Pensemos no Comunismo de Marx e no Comunismo de Stálin. O primeiro visava à construção de uma sociedade justa, na qual todos poderiam usufruir dos bens e serviços produzidos. O governo seria composto pelo povo, e não por uma classe dominante e exploradora. E esse é um pensamento utópico, embora Marx se negasse a classificá-lo como tal, e até usasse a palavra para criticar pensadores socialistas, em especial Proudhon. A Revolução Vermelha aplicou os preceitos utópicos comunistas na União Soviética, e nós sabemos que o resultado não foi muito feliz. A ditadura staliniana ceifou muitas vidas, direta e indiretamente. Esse é, com certeza, o mais significativo exemplo histórico de como uma utopia se torna uma distopia.
Como vimos, o Comunismo posto não deu certo. E é óbvio que sistema capitalista não é bem o melhor e mais justo para a humanidade. É angustiante. Precisamos construir uma utopia, que, aplicada, não se torne uma ditadura. Uma topia perfeita, harmônica, mas sem a necessidade de modos de agir predeterminados e controlados. A sociedade onde todos agiriam livres, mas de acordo com o bem comum. Essa sociedade Teixeira Coelho chama de eutopia, o "verdadeiro lugar", o "bom lugar". Partindo desse conceito, reuni idéias de vários pensadores, a fim de formular um modelo flexível e aplicável. Assim nasceu o Eutopismo, fortemente influenciado pelos princípios anarquistas e pela teoria geral dos sistemas de Bertalanffy, entre outras reflexões. Aviso novamente: não há nada de científico nisso. O "Eutopismo" nada mais é que um produto inacabado de minhas impressões pessoais, da minha visão tendenciosa, dos meus parcos conhecimentos, do discurso dos meus mestres. Colhi informações dos recantos mais inusitados: há traços de Psicologia, Sociologia, Economia, Direito, Biologia, teorias comunicacionais, histórias em quadrinhos, romances de ficção, desenhos animados, biografias, filmes. Espero que, no fim, tudo isso sirva para alguma coisa.
TO BE CONTINUED...
^_^
"Sejamos realistas: exijamos o impossível."
(Paris - Maio de 68)
Referência
COELHO NETO, José Teixeira. O que é utopia. São Paulo: Brasiliense, 1985. (Coleção primeiros passos; 47)

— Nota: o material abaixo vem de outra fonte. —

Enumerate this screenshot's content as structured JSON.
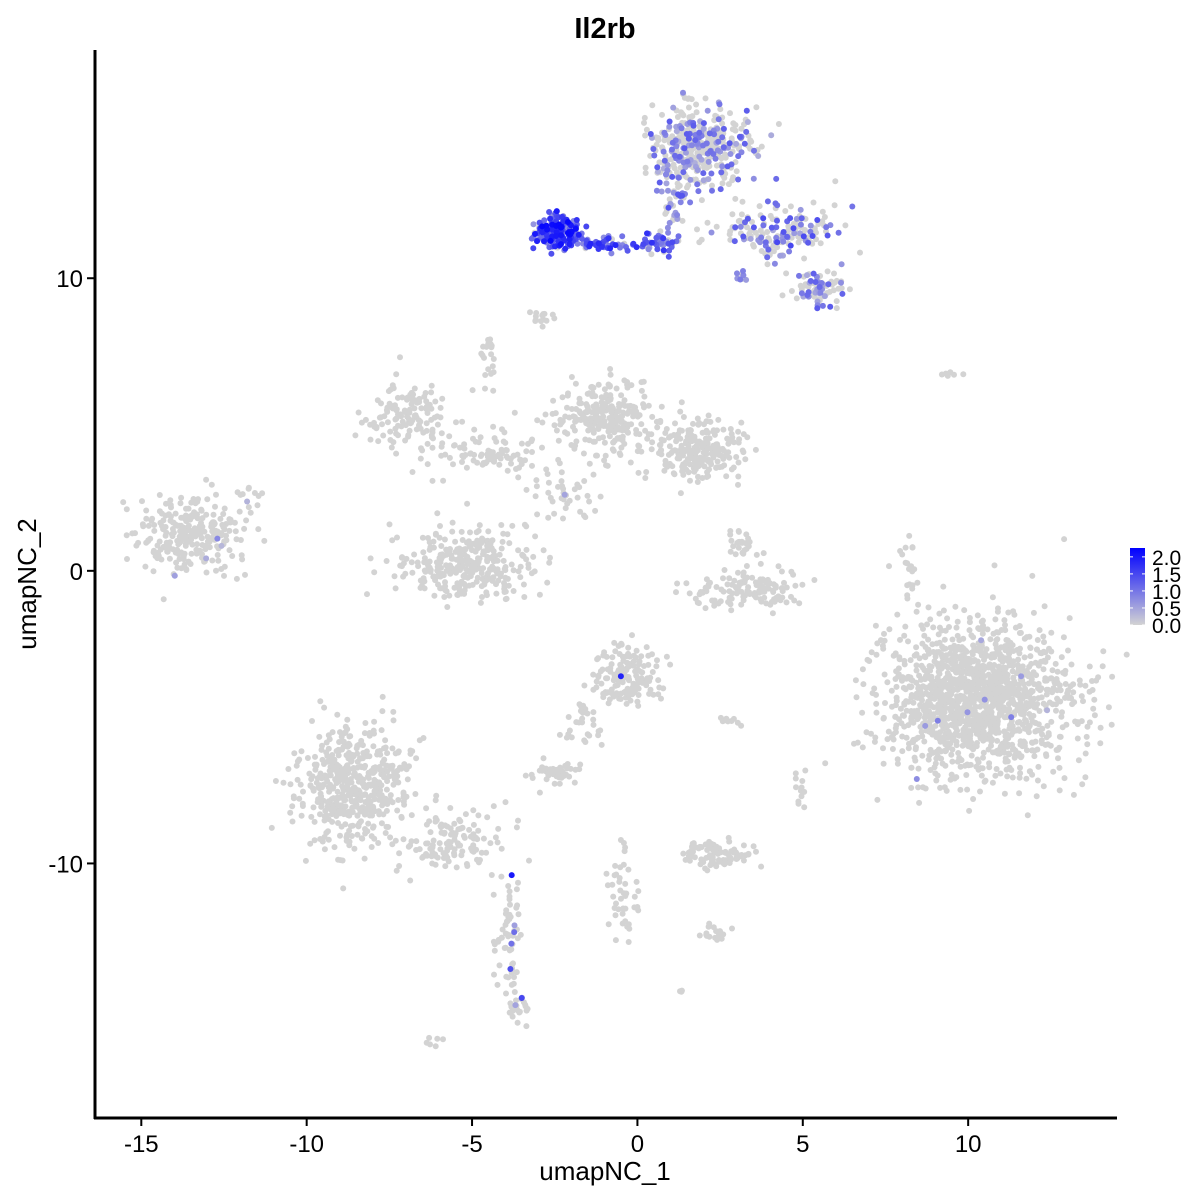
{
  "chart_data": {
    "type": "scatter",
    "title": "Il2rb",
    "xlabel": "umapNC_1",
    "ylabel": "umapNC_2",
    "xlim": [
      -16.4,
      14.5
    ],
    "ylim": [
      -18.7,
      17.8
    ],
    "x_ticks": [
      "-15",
      "-10",
      "-5",
      "0",
      "5",
      "10"
    ],
    "x_tick_values": [
      -15,
      -10,
      -5,
      0,
      5,
      10
    ],
    "y_ticks": [
      "-10",
      "0",
      "10"
    ],
    "y_tick_values": [
      -10,
      0,
      10
    ],
    "grid": false,
    "color_scale": {
      "low": "#D3D3D3",
      "high": "#0000FF",
      "min": 0,
      "max": 2.26
    },
    "legend": {
      "placement": "right",
      "labels": [
        "2.0",
        "1.5",
        "1.0",
        "0.5",
        "0.0"
      ],
      "values": [
        2.0,
        1.5,
        1.0,
        0.5,
        0.0
      ]
    },
    "clusters": [
      {
        "center": [
          -13.5,
          1.2
        ],
        "spread": [
          1.0,
          0.8
        ],
        "n": 260,
        "expr_frac": 0.01,
        "expr_max": 0.8
      },
      {
        "center": [
          -6.9,
          5.2
        ],
        "spread": [
          0.8,
          0.8
        ],
        "n": 130,
        "expr_frac": 0,
        "expr_max": 0
      },
      {
        "center": [
          -4.6,
          3.9
        ],
        "spread": [
          1.2,
          0.5
        ],
        "n": 90,
        "expr_frac": 0,
        "expr_max": 0
      },
      {
        "center": [
          -5.1,
          0.2
        ],
        "spread": [
          1.3,
          0.8
        ],
        "n": 320,
        "expr_frac": 0,
        "expr_max": 0
      },
      {
        "center": [
          -1.0,
          5.3
        ],
        "spread": [
          0.9,
          0.8
        ],
        "n": 260,
        "expr_frac": 0,
        "expr_max": 0
      },
      {
        "center": [
          1.7,
          4.1
        ],
        "spread": [
          0.9,
          0.6
        ],
        "n": 220,
        "expr_frac": 0,
        "expr_max": 0
      },
      {
        "center": [
          -2.3,
          2.6
        ],
        "spread": [
          0.7,
          0.6
        ],
        "n": 40,
        "expr_frac": 0.02,
        "expr_max": 0.6
      },
      {
        "center": [
          3.5,
          -0.6
        ],
        "spread": [
          1.1,
          0.4
        ],
        "n": 130,
        "expr_frac": 0,
        "expr_max": 0
      },
      {
        "center": [
          3.2,
          0.9
        ],
        "spread": [
          0.3,
          0.4
        ],
        "n": 25,
        "expr_frac": 0,
        "expr_max": 0
      },
      {
        "center": [
          10.3,
          -4.4
        ],
        "spread": [
          1.7,
          1.6
        ],
        "n": 1500,
        "expr_frac": 0.003,
        "expr_max": 0.9
      },
      {
        "center": [
          -0.3,
          -3.6
        ],
        "spread": [
          0.6,
          0.6
        ],
        "n": 160,
        "expr_frac": 0.01,
        "expr_max": 1.6
      },
      {
        "center": [
          -1.6,
          -5.2
        ],
        "spread": [
          0.4,
          0.6
        ],
        "n": 30,
        "expr_frac": 0,
        "expr_max": 0
      },
      {
        "center": [
          -8.6,
          -7.4
        ],
        "spread": [
          1.1,
          1.3
        ],
        "n": 520,
        "expr_frac": 0,
        "expr_max": 0
      },
      {
        "center": [
          -5.6,
          -9.3
        ],
        "spread": [
          1.0,
          0.6
        ],
        "n": 120,
        "expr_frac": 0,
        "expr_max": 0
      },
      {
        "center": [
          -3.9,
          -12.5
        ],
        "spread": [
          0.3,
          1.5
        ],
        "n": 70,
        "expr_frac": 0.03,
        "expr_max": 1.6
      },
      {
        "center": [
          -3.6,
          -14.9
        ],
        "spread": [
          0.2,
          0.3
        ],
        "n": 20,
        "expr_frac": 0.05,
        "expr_max": 1.2
      },
      {
        "center": [
          -2.5,
          -6.9
        ],
        "spread": [
          0.5,
          0.25
        ],
        "n": 45,
        "expr_frac": 0,
        "expr_max": 0
      },
      {
        "center": [
          2.4,
          -9.7
        ],
        "spread": [
          0.7,
          0.3
        ],
        "n": 90,
        "expr_frac": 0,
        "expr_max": 0
      },
      {
        "center": [
          -0.4,
          -11.0
        ],
        "spread": [
          0.3,
          1.1
        ],
        "n": 45,
        "expr_frac": 0,
        "expr_max": 0
      },
      {
        "center": [
          2.3,
          -12.4
        ],
        "spread": [
          0.3,
          0.2
        ],
        "n": 18,
        "expr_frac": 0,
        "expr_max": 0
      },
      {
        "center": [
          2.7,
          -5.1
        ],
        "spread": [
          0.3,
          0.1
        ],
        "n": 10,
        "expr_frac": 0,
        "expr_max": 0
      },
      {
        "center": [
          8.2,
          0.0
        ],
        "spread": [
          0.2,
          0.7
        ],
        "n": 22,
        "expr_frac": 0,
        "expr_max": 0
      },
      {
        "center": [
          4.9,
          -7.6
        ],
        "spread": [
          0.15,
          0.4
        ],
        "n": 12,
        "expr_frac": 0,
        "expr_max": 0
      },
      {
        "center": [
          -2.8,
          8.7
        ],
        "spread": [
          0.25,
          0.15
        ],
        "n": 14,
        "expr_frac": 0,
        "expr_max": 0
      },
      {
        "center": [
          -4.5,
          7.2
        ],
        "spread": [
          0.15,
          0.6
        ],
        "n": 20,
        "expr_frac": 0,
        "expr_max": 0
      },
      {
        "center": [
          -6.1,
          -16.1
        ],
        "spread": [
          0.15,
          0.1
        ],
        "n": 6,
        "expr_frac": 0,
        "expr_max": 0
      },
      {
        "center": [
          9.5,
          6.7
        ],
        "spread": [
          0.25,
          0.1
        ],
        "n": 6,
        "expr_frac": 0,
        "expr_max": 0
      },
      {
        "center": [
          1.3,
          -14.4
        ],
        "spread": [
          0.1,
          0.1
        ],
        "n": 3,
        "expr_frac": 0,
        "expr_max": 0
      },
      {
        "center": [
          -11.7,
          2.6
        ],
        "spread": [
          0.3,
          0.3
        ],
        "n": 10,
        "expr_frac": 0.1,
        "expr_max": 0.8
      },
      {
        "center": [
          1.9,
          14.5
        ],
        "spread": [
          0.9,
          0.8
        ],
        "n": 420,
        "expr_frac": 0.3,
        "expr_max": 1.3
      },
      {
        "center": [
          4.3,
          11.6
        ],
        "spread": [
          1.1,
          0.5
        ],
        "n": 160,
        "expr_frac": 0.4,
        "expr_max": 1.5
      },
      {
        "center": [
          5.4,
          9.7
        ],
        "spread": [
          0.5,
          0.4
        ],
        "n": 80,
        "expr_frac": 0.35,
        "expr_max": 1.3
      },
      {
        "center": [
          3.1,
          10.1
        ],
        "spread": [
          0.2,
          0.15
        ],
        "n": 8,
        "expr_frac": 0.8,
        "expr_max": 1.1
      },
      {
        "center": [
          1.1,
          12.6
        ],
        "spread": [
          0.25,
          0.6
        ],
        "n": 40,
        "expr_frac": 0.6,
        "expr_max": 1.4
      },
      {
        "center": [
          -2.4,
          11.6
        ],
        "spread": [
          0.4,
          0.35
        ],
        "n": 180,
        "expr_frac": 0.95,
        "expr_max": 2.2
      },
      {
        "center": [
          -0.9,
          11.2
        ],
        "spread": [
          0.7,
          0.15
        ],
        "n": 50,
        "expr_frac": 0.9,
        "expr_max": 1.9
      },
      {
        "center": [
          0.8,
          11.2
        ],
        "spread": [
          0.35,
          0.25
        ],
        "n": 40,
        "expr_frac": 0.85,
        "expr_max": 1.8
      }
    ],
    "highlighted_points": [
      [
        -0.5,
        -3.6,
        1.9
      ],
      [
        -3.8,
        -10.4,
        2.0
      ],
      [
        -3.5,
        -14.6,
        1.5
      ],
      [
        10.5,
        -4.4,
        0.7
      ],
      [
        11.3,
        -5.0,
        0.9
      ],
      [
        11.6,
        -3.6,
        0.6
      ],
      [
        8.7,
        -5.3,
        0.6
      ],
      [
        -12.7,
        1.1,
        0.8
      ],
      [
        -2.2,
        2.6,
        0.5
      ]
    ]
  }
}
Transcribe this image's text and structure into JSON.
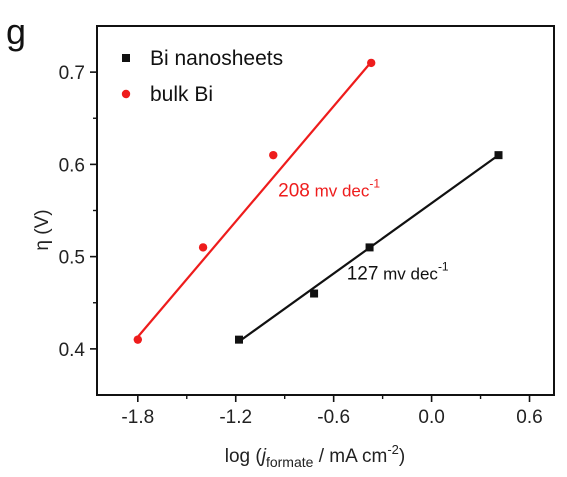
{
  "chart_data": {
    "type": "scatter",
    "panel_label": "g",
    "xlabel": {
      "prefix": "log (",
      "j": "j",
      "sub": "formate",
      "mid": " / mA cm",
      "sup": "-2",
      "suffix": ")"
    },
    "ylabel": "η (V)",
    "xlim": [
      -2.05,
      0.75
    ],
    "ylim": [
      0.35,
      0.75
    ],
    "xticks": [
      -1.8,
      -1.2,
      -0.6,
      0.0,
      0.6
    ],
    "xtick_labels": [
      "-1.8",
      "-1.2",
      "-0.6",
      "0.0",
      "0.6"
    ],
    "yticks": [
      0.4,
      0.5,
      0.6,
      0.7
    ],
    "ytick_labels": [
      "0.4",
      "0.5",
      "0.6",
      "0.7"
    ],
    "legend_position": "top-left",
    "series": [
      {
        "name": "Bi nanosheets",
        "color": "#111111",
        "marker": "square",
        "x": [
          -1.18,
          -0.72,
          -0.38,
          0.41
        ],
        "y": [
          0.41,
          0.46,
          0.51,
          0.61
        ],
        "fit": {
          "x": [
            -1.18,
            0.41
          ],
          "y": [
            0.408,
            0.61
          ]
        },
        "annotation": {
          "value": "127",
          "unit": " mv dec",
          "sup": "-1",
          "x": -0.52,
          "y": 0.475
        }
      },
      {
        "name": "bulk Bi",
        "color": "#ee1c1c",
        "marker": "circle",
        "x": [
          -1.8,
          -1.4,
          -0.97,
          -0.37
        ],
        "y": [
          0.41,
          0.51,
          0.61,
          0.71
        ],
        "fit": {
          "x": [
            -1.8,
            -0.37
          ],
          "y": [
            0.413,
            0.711
          ]
        },
        "annotation": {
          "value": "208",
          "unit": " mv dec",
          "sup": "-1",
          "x": -0.94,
          "y": 0.565
        }
      }
    ]
  }
}
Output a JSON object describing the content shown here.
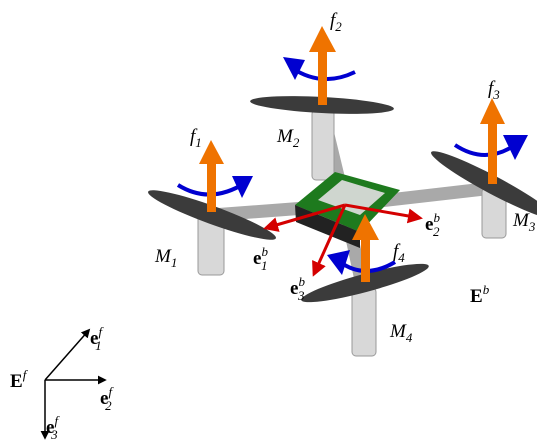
{
  "forces": [
    {
      "symbol": "f",
      "index": "1"
    },
    {
      "symbol": "f",
      "index": "2"
    },
    {
      "symbol": "f",
      "index": "3"
    },
    {
      "symbol": "f",
      "index": "4"
    }
  ],
  "motors": [
    {
      "symbol": "M",
      "index": "1"
    },
    {
      "symbol": "M",
      "index": "2"
    },
    {
      "symbol": "M",
      "index": "3"
    },
    {
      "symbol": "M",
      "index": "4"
    }
  ],
  "body_axes": [
    {
      "symbol": "e",
      "index": "1",
      "superscript": "b"
    },
    {
      "symbol": "e",
      "index": "2",
      "superscript": "b"
    },
    {
      "symbol": "e",
      "index": "3",
      "superscript": "b"
    }
  ],
  "body_frame": {
    "symbol": "E",
    "superscript": "b"
  },
  "inertial_frame": {
    "symbol": "E",
    "superscript": "f"
  },
  "inertial_axes": [
    {
      "symbol": "e",
      "index": "1",
      "superscript": "f"
    },
    {
      "symbol": "e",
      "index": "2",
      "superscript": "f"
    },
    {
      "symbol": "e",
      "index": "3",
      "superscript": "f"
    }
  ]
}
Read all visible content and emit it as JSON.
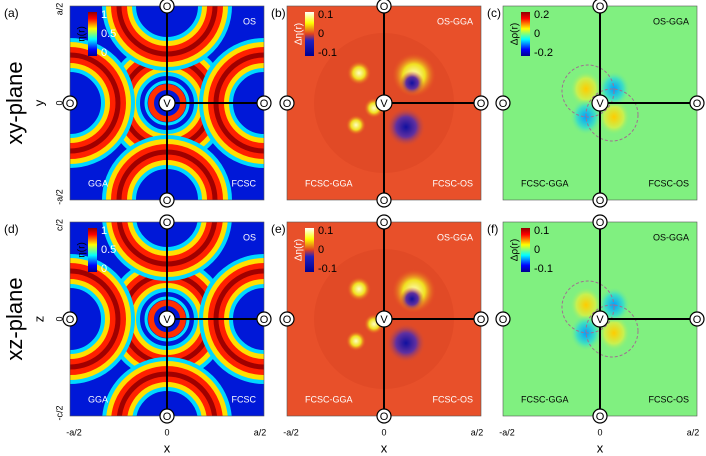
{
  "figure": {
    "center_marker": "V",
    "site_marker": "O",
    "x_axis": {
      "label": "x",
      "ticks": [
        "-a/2",
        "0",
        "a/2"
      ]
    },
    "rows": [
      {
        "label": "xy-plane",
        "axis_label": "y",
        "ticks": [
          "a/2",
          "0",
          "-a/2"
        ]
      },
      {
        "label": "xz-plane",
        "axis_label": "z",
        "ticks": [
          "c/2",
          "0",
          "-c/2"
        ]
      }
    ],
    "panels": [
      {
        "label": "(a)",
        "colorbar": {
          "title": "η(r)",
          "ticks": [
            "1",
            "0.5",
            "0"
          ]
        },
        "quadrants": {
          "top_right": "OS",
          "bottom_left": "GGA",
          "bottom_right": "FCSC"
        }
      },
      {
        "label": "(b)",
        "colorbar": {
          "title": "Δη(r)",
          "ticks": [
            "0.1",
            "0",
            "-0.1"
          ]
        },
        "quadrants": {
          "top_right": "OS-GGA",
          "bottom_left": "FCSC-GGA",
          "bottom_right": "FCSC-OS"
        }
      },
      {
        "label": "(c)",
        "colorbar": {
          "title": "Δρ(r)",
          "ticks": [
            "0.2",
            "0",
            "-0.2"
          ]
        },
        "quadrants": {
          "top_right": "OS-GGA",
          "bottom_left": "FCSC-GGA",
          "bottom_right": "FCSC-OS"
        }
      },
      {
        "label": "(d)",
        "colorbar": {
          "title": "η(r)",
          "ticks": [
            "1",
            "0.5",
            "0"
          ]
        },
        "quadrants": {
          "top_right": "OS",
          "bottom_left": "GGA",
          "bottom_right": "FCSC"
        }
      },
      {
        "label": "(e)",
        "colorbar": {
          "title": "Δη(r)",
          "ticks": [
            "0.1",
            "0",
            "-0.1"
          ]
        },
        "quadrants": {
          "top_right": "OS-GGA",
          "bottom_left": "FCSC-GGA",
          "bottom_right": "FCSC-OS"
        }
      },
      {
        "label": "(f)",
        "colorbar": {
          "title": "Δρ(r)",
          "ticks": [
            "0.1",
            "0",
            "-0.1"
          ]
        },
        "quadrants": {
          "top_right": "OS-GGA",
          "bottom_left": "FCSC-GGA",
          "bottom_right": "FCSC-OS"
        }
      }
    ]
  }
}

P.S.: confirmando minha imaturidade teórica, alguns volumes da Coleção Primeiros Passos foram fundamentais para o desenvolvimento do Eutopismo (não é à toa que a própria palavra veio de um desses livrinhos adoráveis). Esforçar-me-ei, estudando a fundo os temas que, porventura, discutir. Assim, talvez esses esboços (esses "primeiros passos") cresçam e dêem frutos (um horrível lugar-comum, aliás).